Hin­sicht­lich der not­wen­di­gen Aus­la­gen des ver­stor­be­nen Ange­klag­ten in den Beru­fungs­ver­fah­ren und im Revi­si­ons­ver­fah­ren stellt das Ober­lan­des­ge­richt bei der Ermes­sens­aus­übung nach § 467 Abs. 3 Nr. 2 StPO auf den wahr­schein­li­chen Ver­fah­rens­aus­gang im Fal­le des Nicht­versterbens des Ange­klag­ten ab. Auch inso­weit ist nicht die Unschulds­ver­mu­tung, die regel­mä­ßig die Kos­ten- und Aus­la­gen­tra­gung der Staats­kas­se nahe legt, maß­ge­bend, weil die­se für die Rechts­fol­gen der Tat nicht gilt [7]. Viel­mehr geht es nur noch um die Abwick­lung der Kos­ten- und Aus­la­gen­fol­gen des Ver­fah­rens, für die – ähn­lich wie im Zivil­pro­zess bei der Erle­di­gung der Haupt­sa­che nach § 91a ZPO – der ohne die Ein­stel­lung zu erwar­ten­de Ver­fah­rens­aus­gang einen sach­ge­rech­ten Maß­stab bie­tet. Dabei ist zu beach­ten, dass nach § 473 Abs. 3 StPO die not­wen­di­gen Aus­la­gen des Ange­klag­ten der Staats­kas­se auf­zu­er­le­gen sind, wenn ein beschränk­tes Rechts­mit­tel Erfolg hat, und dass das nach § 473 Abs. 4 StPO bei einem Teil­erfolg inso­weit zu gesche­hen hat, als es unbil­lig wäre, den Ange­klag­ten damit zu belas­ten. Im Zwei­fel ist auch zu berück­sich­ti­gen, dass der Ver­bleib der not­wen­di­gen Aus­la­gen beim Ange­klag­ten nach § 467 Abs. 3 Nr. 2 StPO Aus­nah­me­cha­rak­ter hat.

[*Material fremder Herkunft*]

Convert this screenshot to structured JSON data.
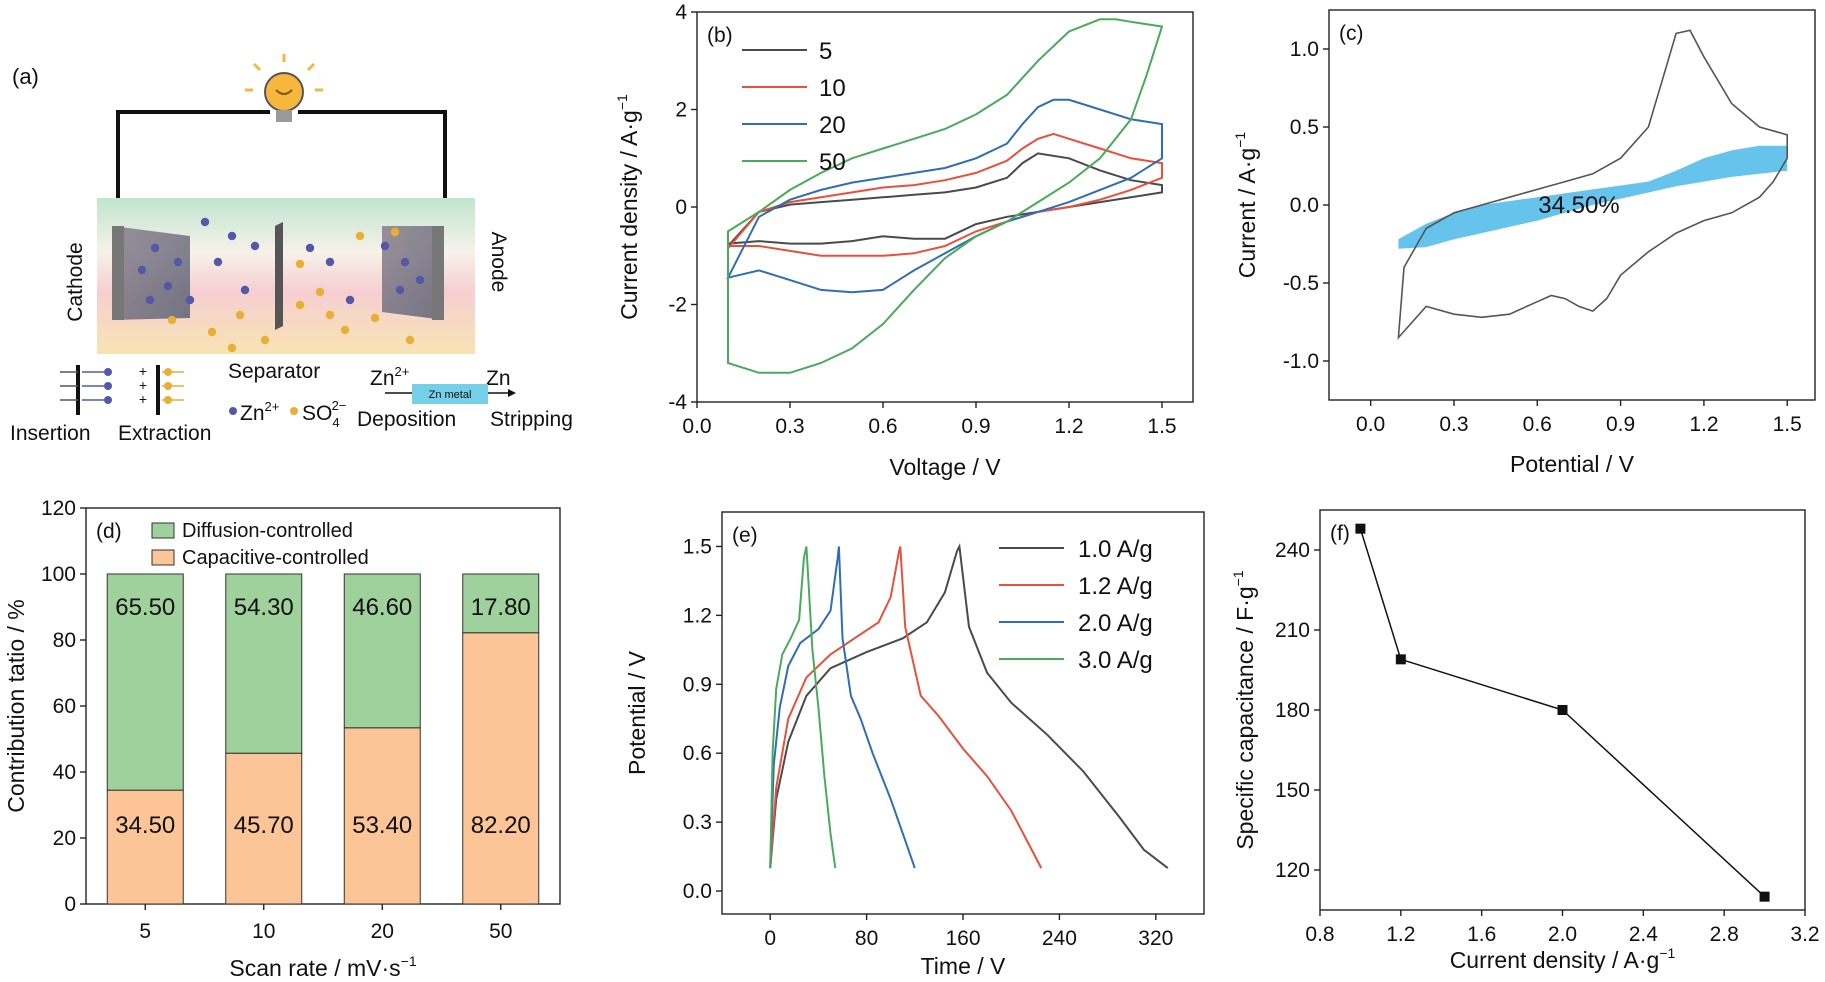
{
  "colors": {
    "black": "#4a4a4a",
    "red": "#e8503c",
    "blue": "#2f6db5",
    "green": "#4aaa5c",
    "diffusion": "#9ed19c",
    "capacitive": "#fbc597",
    "cap_area": "#66c3ec",
    "znmetal": "#74cfe7",
    "zn_ion": "#5358a8",
    "so4_ion": "#e9ae34"
  },
  "panel_a": {
    "label": "(a)",
    "cathode": "Cathode",
    "anode": "Anode",
    "separator": "Separator",
    "zn_ion": "Zn",
    "zn_ion_sup": "2+",
    "so4": "SO",
    "so4_sub": "4",
    "so4_sup": "2−",
    "zn2": "Zn",
    "zn2_sup": "2+",
    "zn_metal": "Zn metal",
    "zn": "Zn",
    "insertion": "Insertion",
    "extraction": "Extraction",
    "deposition": "Deposition",
    "stripping": "Stripping",
    "plus": "+",
    "minus": "−",
    "bulb_icon": "light-bulb-icon"
  },
  "chart_data": [
    {
      "id": "b",
      "type": "line",
      "label": "(b)",
      "xlabel": "Voltage / V",
      "ylabel": "Current density / A·g",
      "ylabel_sup": "−1",
      "xlim": [
        0.0,
        1.6
      ],
      "ylim": [
        -4,
        4
      ],
      "xticks": [
        0.0,
        0.3,
        0.6,
        0.9,
        1.2,
        1.5
      ],
      "yticks": [
        -4,
        -2,
        0,
        2,
        4
      ],
      "xtick_labels": [
        "0.0",
        "0.3",
        "0.6",
        "0.9",
        "1.2",
        "1.5"
      ],
      "ytick_labels": [
        "-4",
        "-2",
        "0",
        "2",
        "4"
      ],
      "legend_position": "top-left",
      "series": [
        {
          "name": "5",
          "color": "black",
          "x": [
            0.1,
            0.2,
            0.3,
            0.4,
            0.5,
            0.6,
            0.7,
            0.8,
            0.9,
            1.0,
            1.05,
            1.1,
            1.2,
            1.3,
            1.4,
            1.5,
            1.5,
            1.4,
            1.3,
            1.2,
            1.1,
            1.0,
            0.9,
            0.8,
            0.7,
            0.6,
            0.5,
            0.4,
            0.3,
            0.2,
            0.1,
            0.1
          ],
          "y": [
            -0.8,
            -0.1,
            0.05,
            0.1,
            0.15,
            0.2,
            0.25,
            0.3,
            0.4,
            0.6,
            0.9,
            1.1,
            1.0,
            0.75,
            0.55,
            0.45,
            0.3,
            0.2,
            0.1,
            0.0,
            -0.1,
            -0.2,
            -0.35,
            -0.65,
            -0.65,
            -0.6,
            -0.7,
            -0.75,
            -0.75,
            -0.7,
            -0.75,
            -0.8
          ]
        },
        {
          "name": "10",
          "color": "red",
          "x": [
            0.1,
            0.2,
            0.3,
            0.4,
            0.5,
            0.6,
            0.7,
            0.8,
            0.9,
            1.0,
            1.05,
            1.1,
            1.15,
            1.2,
            1.3,
            1.4,
            1.5,
            1.5,
            1.4,
            1.3,
            1.2,
            1.1,
            1.0,
            0.9,
            0.8,
            0.7,
            0.6,
            0.5,
            0.4,
            0.3,
            0.2,
            0.1,
            0.1
          ],
          "y": [
            -0.85,
            -0.1,
            0.1,
            0.2,
            0.3,
            0.4,
            0.45,
            0.55,
            0.7,
            0.95,
            1.2,
            1.4,
            1.5,
            1.4,
            1.2,
            1.0,
            0.9,
            0.6,
            0.35,
            0.15,
            0.0,
            -0.1,
            -0.3,
            -0.5,
            -0.8,
            -0.95,
            -1.0,
            -1.0,
            -1.0,
            -0.9,
            -0.8,
            -0.8,
            -0.85
          ]
        },
        {
          "name": "20",
          "color": "blue",
          "x": [
            0.1,
            0.2,
            0.3,
            0.4,
            0.5,
            0.6,
            0.7,
            0.8,
            0.9,
            1.0,
            1.05,
            1.1,
            1.15,
            1.2,
            1.3,
            1.4,
            1.5,
            1.5,
            1.4,
            1.3,
            1.2,
            1.1,
            1.0,
            0.9,
            0.8,
            0.7,
            0.6,
            0.5,
            0.4,
            0.3,
            0.2,
            0.1,
            0.1
          ],
          "y": [
            -1.45,
            -0.2,
            0.15,
            0.35,
            0.5,
            0.6,
            0.7,
            0.8,
            1.0,
            1.3,
            1.7,
            2.05,
            2.2,
            2.2,
            2.0,
            1.8,
            1.7,
            1.0,
            0.6,
            0.35,
            0.1,
            -0.1,
            -0.3,
            -0.6,
            -0.95,
            -1.3,
            -1.7,
            -1.75,
            -1.7,
            -1.5,
            -1.3,
            -1.45,
            -1.45
          ]
        },
        {
          "name": "50",
          "color": "green",
          "x": [
            0.1,
            0.2,
            0.3,
            0.4,
            0.5,
            0.6,
            0.7,
            0.8,
            0.9,
            1.0,
            1.1,
            1.2,
            1.3,
            1.35,
            1.4,
            1.5,
            1.45,
            1.4,
            1.3,
            1.2,
            1.1,
            1.0,
            0.9,
            0.8,
            0.7,
            0.6,
            0.5,
            0.4,
            0.3,
            0.2,
            0.1,
            0.1
          ],
          "y": [
            -0.5,
            -0.1,
            0.35,
            0.7,
            1.0,
            1.2,
            1.4,
            1.6,
            1.9,
            2.3,
            3.0,
            3.6,
            3.85,
            3.85,
            3.8,
            3.7,
            2.7,
            1.8,
            1.0,
            0.5,
            0.1,
            -0.3,
            -0.6,
            -1.05,
            -1.7,
            -2.4,
            -2.9,
            -3.2,
            -3.4,
            -3.4,
            -3.2,
            -0.5
          ]
        }
      ]
    },
    {
      "id": "c",
      "type": "line",
      "label": "(c)",
      "xlabel": "Potential / V",
      "ylabel": "Current / A·g",
      "ylabel_sup": "−1",
      "xlim": [
        -0.15,
        1.6
      ],
      "ylim": [
        -1.25,
        1.25
      ],
      "xticks": [
        0.0,
        0.3,
        0.6,
        0.9,
        1.2,
        1.5
      ],
      "yticks": [
        -1.0,
        -0.5,
        0.0,
        0.5,
        1.0
      ],
      "xtick_labels": [
        "0.0",
        "0.3",
        "0.6",
        "0.9",
        "1.2",
        "1.5"
      ],
      "ytick_labels": [
        "-1.0",
        "-0.5",
        "0.0",
        "0.5",
        "1.0"
      ],
      "annotation": "34.50%",
      "cv_curve": {
        "x": [
          0.1,
          0.12,
          0.2,
          0.3,
          0.4,
          0.5,
          0.6,
          0.7,
          0.8,
          0.9,
          1.0,
          1.05,
          1.1,
          1.15,
          1.2,
          1.3,
          1.4,
          1.5,
          1.5,
          1.45,
          1.4,
          1.3,
          1.2,
          1.1,
          1.0,
          0.9,
          0.85,
          0.8,
          0.75,
          0.7,
          0.65,
          0.6,
          0.5,
          0.4,
          0.3,
          0.2,
          0.15,
          0.1
        ],
        "y": [
          -0.85,
          -0.4,
          -0.15,
          -0.05,
          0.0,
          0.05,
          0.1,
          0.15,
          0.2,
          0.3,
          0.5,
          0.8,
          1.1,
          1.12,
          0.95,
          0.65,
          0.5,
          0.45,
          0.3,
          0.15,
          0.05,
          -0.05,
          -0.1,
          -0.18,
          -0.3,
          -0.45,
          -0.6,
          -0.68,
          -0.65,
          -0.6,
          -0.58,
          -0.62,
          -0.7,
          -0.72,
          -0.7,
          -0.65,
          -0.75,
          -0.85
        ]
      },
      "capacitive_area": {
        "x": [
          0.1,
          0.2,
          0.3,
          0.4,
          0.6,
          0.8,
          1.0,
          1.1,
          1.2,
          1.3,
          1.4,
          1.5,
          1.5,
          1.4,
          1.3,
          1.2,
          1.1,
          1.0,
          0.8,
          0.6,
          0.4,
          0.3,
          0.2,
          0.1
        ],
        "y": [
          -0.22,
          -0.12,
          -0.05,
          0.0,
          0.05,
          0.1,
          0.15,
          0.22,
          0.3,
          0.35,
          0.38,
          0.38,
          0.22,
          0.2,
          0.18,
          0.15,
          0.12,
          0.08,
          0.0,
          -0.1,
          -0.18,
          -0.22,
          -0.27,
          -0.28
        ]
      }
    },
    {
      "id": "d",
      "type": "bar",
      "label": "(d)",
      "xlabel": "Scan rate / mV·s",
      "xlabel_sup": "−1",
      "ylabel": "Contribution tatio / %",
      "categories": [
        "5",
        "10",
        "20",
        "50"
      ],
      "ylim": [
        0,
        120
      ],
      "yticks": [
        0,
        20,
        40,
        60,
        80,
        100,
        120
      ],
      "ytick_labels": [
        "0",
        "20",
        "40",
        "60",
        "80",
        "100",
        "120"
      ],
      "legend_position": "top-left",
      "series": [
        {
          "name": "Capacitive-controlled",
          "color": "capacitive",
          "values": [
            34.5,
            45.7,
            53.4,
            82.2
          ],
          "labels": [
            "34.50",
            "45.70",
            "53.40",
            "82.20"
          ]
        },
        {
          "name": "Diffusion-controlled",
          "color": "diffusion",
          "values": [
            65.5,
            54.3,
            46.6,
            17.8
          ],
          "labels": [
            "65.50",
            "54.30",
            "46.60",
            "17.80"
          ]
        }
      ]
    },
    {
      "id": "e",
      "type": "line",
      "label": "(e)",
      "xlabel": "Time / V",
      "ylabel": "Potential / V",
      "xlim": [
        -40,
        360
      ],
      "ylim": [
        -0.1,
        1.65
      ],
      "xticks": [
        0,
        80,
        160,
        240,
        320
      ],
      "yticks": [
        0.0,
        0.3,
        0.6,
        0.9,
        1.2,
        1.5
      ],
      "xtick_labels": [
        "0",
        "80",
        "160",
        "240",
        "320"
      ],
      "ytick_labels": [
        "0.0",
        "0.3",
        "0.6",
        "0.9",
        "1.2",
        "1.5"
      ],
      "legend_position": "top-right",
      "series": [
        {
          "name": "1.0 A/g",
          "color": "black",
          "x": [
            0,
            5,
            15,
            30,
            50,
            80,
            110,
            130,
            145,
            155,
            157,
            165,
            180,
            200,
            230,
            260,
            290,
            310,
            330
          ],
          "y": [
            0.1,
            0.4,
            0.65,
            0.85,
            0.97,
            1.04,
            1.1,
            1.17,
            1.3,
            1.48,
            1.5,
            1.15,
            0.95,
            0.82,
            0.68,
            0.52,
            0.32,
            0.18,
            0.1
          ]
        },
        {
          "name": "1.2 A/g",
          "color": "red",
          "x": [
            0,
            5,
            15,
            30,
            50,
            70,
            90,
            100,
            107,
            108,
            112,
            125,
            140,
            160,
            180,
            200,
            215,
            225
          ],
          "y": [
            0.1,
            0.45,
            0.75,
            0.93,
            1.03,
            1.1,
            1.17,
            1.28,
            1.48,
            1.5,
            1.15,
            0.85,
            0.76,
            0.62,
            0.5,
            0.35,
            0.2,
            0.1
          ]
        },
        {
          "name": "2.0 A/g",
          "color": "blue",
          "x": [
            0,
            3,
            8,
            15,
            25,
            40,
            50,
            56,
            57,
            60,
            67,
            75,
            85,
            100,
            110,
            120
          ],
          "y": [
            0.1,
            0.55,
            0.8,
            0.98,
            1.08,
            1.14,
            1.22,
            1.45,
            1.5,
            1.1,
            0.85,
            0.75,
            0.6,
            0.4,
            0.25,
            0.1
          ]
        },
        {
          "name": "3.0 A/g",
          "color": "green",
          "x": [
            0,
            2,
            5,
            10,
            17,
            24,
            28,
            30,
            35,
            40,
            45,
            50,
            54
          ],
          "y": [
            0.1,
            0.6,
            0.88,
            1.03,
            1.1,
            1.18,
            1.45,
            1.5,
            1.05,
            0.8,
            0.5,
            0.25,
            0.1
          ]
        }
      ]
    },
    {
      "id": "f",
      "type": "scatter",
      "label": "(f)",
      "xlabel": "Current density / A·g",
      "xlabel_sup": "−1",
      "ylabel": "Specific capacitance / F·g",
      "ylabel_sup": "−1",
      "xlim": [
        0.8,
        3.2
      ],
      "ylim": [
        105,
        255
      ],
      "xticks": [
        0.8,
        1.2,
        1.6,
        2.0,
        2.4,
        2.8,
        3.2
      ],
      "yticks": [
        120,
        150,
        180,
        210,
        240
      ],
      "xtick_labels": [
        "0.8",
        "1.2",
        "1.6",
        "2.0",
        "2.4",
        "2.8",
        "3.2"
      ],
      "ytick_labels": [
        "120",
        "150",
        "180",
        "210",
        "240"
      ],
      "x": [
        1.0,
        1.2,
        2.0,
        3.0
      ],
      "y": [
        248,
        199,
        180,
        110
      ]
    }
  ]
}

Hier­zu trägt der Beschwer­de­füh­rer zu Recht vor, dass die erheb­li­che Ver­fah­rens­ver­zö­ge­rung beim Land­ge­richt Ravens­burg nach der Auf­he­bung des ers­ten Beru­fungs­ur­teils durch das Ober­lan­des­ge­richt am 8.12 2011 einer­seits für die Fra­ge der Straf­aus­set­zung zur Bewäh­rung und ande­rer­seits für die Straf­hö­he von Bedeu­tung gewe­sen wäre. Ange­mes­sen erscheint es nach der Auf­fas­sung des Ober­lan­des­ge­richts, zwei Drit­tel der not­wen­di­gen Aus­la­gen in den Beru­fungs- und Revi­si­ons­ver­fah­ren auf die Staats­kas­se zu über­neh­men. Zum Einen konn­te der Ange­klag­te zum Zeit­punkt sei­nes Versterbens nach etwa 2, 5 Jah­ren an ver­gan­ge­ner Zeit seit sei­ner erst­in­stanz­li­chen Ver­ur­tei­lung am 6.06.2011 mit der Straf­aus­set­zung zur Bewäh­rung der fest­zu­set­zen­den Frei­heits­stra­fe rech­nen, die er ange­strebt hat­te und die von sei­nem Ver­tei­di­ger schon in der Beru­fungs­haupt­ver­hand­lung am 29.08.2011 bean­tragt wor­den war. Zum Ande­ren wäre auf­grund des Zeit­ab­laufs bei ansons­ten nach­voll­zieh­ba­rer Straf­hö­he des amts­ge­richt­li­chen Urteils bei der Straf­zu­mes­sung im enge­ren Sinn und bei der Bemes­sung eines Abschlags wegen rechts­staats­wid­ri­ger Ver­fah­rens­ver­zö­ge­rung nach der sog. Voll­stre­ckungs­lö­sung [8] ein – aller­dings maß­vol­ler – Abschlag zu gewäh­ren gewe­sen. Im dar­ge­leg­ten Umfang hält es das Ober­lan­des­ge­richt für unbil­lig, dem Nach­lass des Ange­klag­ten die Aus­la­gen­er­stat­tung durch die Staats­kas­se zu ver­wei­gern.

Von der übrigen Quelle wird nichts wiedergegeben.